Via i sigilli, dunque, a due fabbricati nel Comune di Pettorano sul Gizio, tre terreni compresi nell’asse geografico tra Pettorano sul Gizio e Introdacqua e a un conto corrente bancario. Per i giudici, case e terre – pur finite nel perimetro dei sequestri disposti dall’accusa – “non hanno una provenienza delittuosa”.
Restano invece sotto sequestro tre vetture di proprietà dei due indagati, così come i conti gioco e scommesse online, luoghi digitali dove, secondo la ricostruzione degli inquirenti, sarebbero stati incanalati e ricanalizzati i proventi dell’attività di spaccio. Una linea di demarcazione tracciata con nettezza dal collegio giudicante, che ha scorporato la natura degli asset immobiliari da quella delle movimentazioni finanziarie e dei beni mobili considerati “sensibili”.
L’indagine, condotta dai Carabinieri della Compagnia di Castel di Sangro, aveva preso le mosse lo scorso anno dal pedinamento di un 32enne di Sulmona, lavoratore stagionale in un pub di Roccaraso. Da lì l’attenzione investigativa si era allargata ai due indagati: un’abitazione nel circondario peligno era finita sotto i riflettori dei militari per un sospetto “via vai” continuo di persone.
Tra ottobre 2024 e marzo 2025, gli inquirenti hanno deciso di ricorrere alle intercettazioni ambientali per ricostruire contatti, incarichi e dinamiche del presunto sodalizio. Stando agli atti processuali, madre e figlio avrebbero effettuato 640 cessioni di sostanza stupefacente tra hashish, cocaina e altre droghe da fumo, coinvolgendo 23 acquirenti abituali, per un totale di 23 persone riconducibili al gruppo dei “clienti”.
L’approvvigionamento della cocaina – secondo l’accusa – sarebbe stato garantito anche da due presunti fiancheggiatori: un 36enne di Pratola Peligna e un 25enne di Sulmona, incaricati di fornire almeno 400 grammi della sostanza per sostenere la distribuzione nel comprensorio. Le intercettazioni avrebbero inoltre rafforzato la ricostruzione accusatoria, tanto da portare, nell’arco delle operazioni, all’arresto di cinque giovanissimi considerati anelli esecutivi della filiera di cessione e consegna.

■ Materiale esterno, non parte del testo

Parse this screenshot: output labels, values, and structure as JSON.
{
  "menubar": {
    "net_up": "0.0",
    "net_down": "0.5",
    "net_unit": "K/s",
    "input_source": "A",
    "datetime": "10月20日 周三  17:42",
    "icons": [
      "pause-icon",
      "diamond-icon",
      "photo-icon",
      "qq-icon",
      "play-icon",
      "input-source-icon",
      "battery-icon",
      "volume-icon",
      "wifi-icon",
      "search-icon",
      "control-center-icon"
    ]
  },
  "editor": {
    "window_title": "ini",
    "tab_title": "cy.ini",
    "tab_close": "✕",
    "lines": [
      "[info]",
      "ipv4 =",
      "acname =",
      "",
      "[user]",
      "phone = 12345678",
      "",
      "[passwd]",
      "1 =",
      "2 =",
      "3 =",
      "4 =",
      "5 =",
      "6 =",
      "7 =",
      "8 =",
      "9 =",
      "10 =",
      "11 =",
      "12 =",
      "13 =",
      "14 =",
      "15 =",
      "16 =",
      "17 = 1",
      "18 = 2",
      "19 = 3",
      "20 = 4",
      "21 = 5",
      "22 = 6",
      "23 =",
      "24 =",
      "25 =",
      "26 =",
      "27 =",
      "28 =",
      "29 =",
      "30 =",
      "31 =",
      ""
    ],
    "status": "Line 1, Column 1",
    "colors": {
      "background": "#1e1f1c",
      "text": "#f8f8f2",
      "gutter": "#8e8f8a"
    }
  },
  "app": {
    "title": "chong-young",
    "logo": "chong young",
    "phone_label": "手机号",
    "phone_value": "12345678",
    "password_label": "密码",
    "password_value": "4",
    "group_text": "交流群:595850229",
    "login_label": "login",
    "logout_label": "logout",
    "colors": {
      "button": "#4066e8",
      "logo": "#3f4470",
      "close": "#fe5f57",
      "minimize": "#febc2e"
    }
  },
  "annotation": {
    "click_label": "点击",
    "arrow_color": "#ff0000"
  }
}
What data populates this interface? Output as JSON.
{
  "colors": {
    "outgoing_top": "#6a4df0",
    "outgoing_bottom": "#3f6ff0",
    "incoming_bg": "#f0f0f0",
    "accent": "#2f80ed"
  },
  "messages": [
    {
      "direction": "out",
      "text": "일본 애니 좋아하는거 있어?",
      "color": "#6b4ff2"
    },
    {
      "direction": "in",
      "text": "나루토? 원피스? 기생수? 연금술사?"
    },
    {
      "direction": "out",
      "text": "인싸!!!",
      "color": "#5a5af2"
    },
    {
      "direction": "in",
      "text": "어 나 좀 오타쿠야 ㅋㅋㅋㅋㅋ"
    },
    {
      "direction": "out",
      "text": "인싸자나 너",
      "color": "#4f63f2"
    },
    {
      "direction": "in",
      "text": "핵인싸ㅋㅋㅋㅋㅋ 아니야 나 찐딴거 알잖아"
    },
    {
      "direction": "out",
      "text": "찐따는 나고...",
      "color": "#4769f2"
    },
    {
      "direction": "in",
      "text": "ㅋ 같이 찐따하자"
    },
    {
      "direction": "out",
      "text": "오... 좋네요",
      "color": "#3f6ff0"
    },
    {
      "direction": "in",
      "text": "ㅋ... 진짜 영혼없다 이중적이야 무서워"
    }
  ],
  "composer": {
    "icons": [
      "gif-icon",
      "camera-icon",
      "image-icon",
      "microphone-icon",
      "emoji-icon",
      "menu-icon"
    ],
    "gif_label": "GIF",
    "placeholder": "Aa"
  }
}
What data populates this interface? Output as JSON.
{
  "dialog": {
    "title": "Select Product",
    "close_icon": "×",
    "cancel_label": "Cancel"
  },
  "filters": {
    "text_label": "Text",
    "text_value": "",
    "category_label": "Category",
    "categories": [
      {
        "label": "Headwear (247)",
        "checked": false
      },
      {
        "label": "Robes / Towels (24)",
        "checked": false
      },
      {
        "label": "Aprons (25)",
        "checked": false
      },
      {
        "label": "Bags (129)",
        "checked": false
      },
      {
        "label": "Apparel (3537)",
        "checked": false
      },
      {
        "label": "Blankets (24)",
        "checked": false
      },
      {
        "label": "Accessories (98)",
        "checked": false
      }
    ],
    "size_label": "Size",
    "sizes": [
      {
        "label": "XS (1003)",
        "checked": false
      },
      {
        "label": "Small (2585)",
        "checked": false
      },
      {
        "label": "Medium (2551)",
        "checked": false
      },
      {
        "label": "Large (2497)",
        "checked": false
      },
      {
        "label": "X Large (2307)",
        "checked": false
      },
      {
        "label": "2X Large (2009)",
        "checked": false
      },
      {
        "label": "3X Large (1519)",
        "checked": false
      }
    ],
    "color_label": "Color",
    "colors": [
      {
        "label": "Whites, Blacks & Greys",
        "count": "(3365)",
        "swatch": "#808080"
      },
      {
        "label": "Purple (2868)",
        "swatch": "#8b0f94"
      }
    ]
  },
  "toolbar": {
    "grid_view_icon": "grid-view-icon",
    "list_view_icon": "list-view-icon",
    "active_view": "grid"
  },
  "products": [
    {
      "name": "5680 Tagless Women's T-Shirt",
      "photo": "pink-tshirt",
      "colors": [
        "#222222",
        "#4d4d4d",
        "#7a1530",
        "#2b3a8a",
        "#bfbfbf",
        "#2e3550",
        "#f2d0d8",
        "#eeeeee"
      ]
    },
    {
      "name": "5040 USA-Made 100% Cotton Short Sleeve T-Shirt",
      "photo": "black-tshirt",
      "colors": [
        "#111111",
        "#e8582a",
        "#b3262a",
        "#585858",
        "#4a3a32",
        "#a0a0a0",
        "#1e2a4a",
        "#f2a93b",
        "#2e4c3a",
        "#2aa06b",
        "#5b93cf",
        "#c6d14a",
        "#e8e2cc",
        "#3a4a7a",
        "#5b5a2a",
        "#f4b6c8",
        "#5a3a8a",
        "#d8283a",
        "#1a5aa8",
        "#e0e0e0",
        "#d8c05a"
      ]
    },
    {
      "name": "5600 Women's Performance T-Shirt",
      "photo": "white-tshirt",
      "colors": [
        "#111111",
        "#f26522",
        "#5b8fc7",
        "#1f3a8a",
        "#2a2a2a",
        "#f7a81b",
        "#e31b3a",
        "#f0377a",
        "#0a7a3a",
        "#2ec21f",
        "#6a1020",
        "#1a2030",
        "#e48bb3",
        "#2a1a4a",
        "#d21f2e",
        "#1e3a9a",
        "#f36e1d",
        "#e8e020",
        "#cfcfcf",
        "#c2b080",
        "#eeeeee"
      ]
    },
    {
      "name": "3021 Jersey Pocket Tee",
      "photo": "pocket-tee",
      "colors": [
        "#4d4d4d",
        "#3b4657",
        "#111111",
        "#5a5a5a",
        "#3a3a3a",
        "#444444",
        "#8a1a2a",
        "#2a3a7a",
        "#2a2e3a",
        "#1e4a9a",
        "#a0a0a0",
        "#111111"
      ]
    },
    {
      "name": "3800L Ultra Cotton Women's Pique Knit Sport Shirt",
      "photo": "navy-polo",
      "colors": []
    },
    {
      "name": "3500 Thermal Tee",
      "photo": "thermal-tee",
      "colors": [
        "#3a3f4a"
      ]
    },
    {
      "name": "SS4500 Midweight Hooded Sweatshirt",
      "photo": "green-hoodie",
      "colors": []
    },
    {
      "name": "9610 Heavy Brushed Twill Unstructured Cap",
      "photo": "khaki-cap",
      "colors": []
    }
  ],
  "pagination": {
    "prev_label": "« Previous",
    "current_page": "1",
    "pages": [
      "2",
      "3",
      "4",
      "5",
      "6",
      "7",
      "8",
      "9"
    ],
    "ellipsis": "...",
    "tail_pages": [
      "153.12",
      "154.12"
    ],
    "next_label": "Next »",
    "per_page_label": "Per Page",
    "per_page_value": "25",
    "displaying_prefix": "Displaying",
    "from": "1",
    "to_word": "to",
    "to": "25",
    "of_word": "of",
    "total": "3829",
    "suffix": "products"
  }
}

Nei mesi successivi, la Procura ha impresso una brusca accelerazione all’inchiesta, con sequestri di beni, conti e veicoli ritenuti direttamente o indirettamente collegati ai proventi dello spaccio. Tuttavia il Riesame ha ricalibrato il perimetro dei provvedimenti ablatori, ridimensionandone la portata per la parte relativa ai fabbricati, ai terreni e al conto bancario “ordinario”.
Riguardo alla solidità dell’accusa, i giudici non hanno messo in discussione, almeno allo stato emergente, la tenuta del “castello accusatorio”, che resta giudicato “solido nella struttura ricostruttiva”, pur con un alveo probatorio da completare e valutare nel futuro iter del procedimento. L’inchiesta prosegue, dunque, con un nuovo equilibrio tra la compressione dei beni e l’ipotesi di reato che resta al vaglio della magistratura.
Una decisione che aleggiasul territorio con un effetto duplice: se da un lato riapre nel concreto beni e patrimoni, dall’altro conferma come l’inchiesta non sia stata svuotata ma piuttostoridisegnata nei suoi contorni procedurali. La cronaca giudiziaria continua, e la Valle Peligna la segue passo per passo.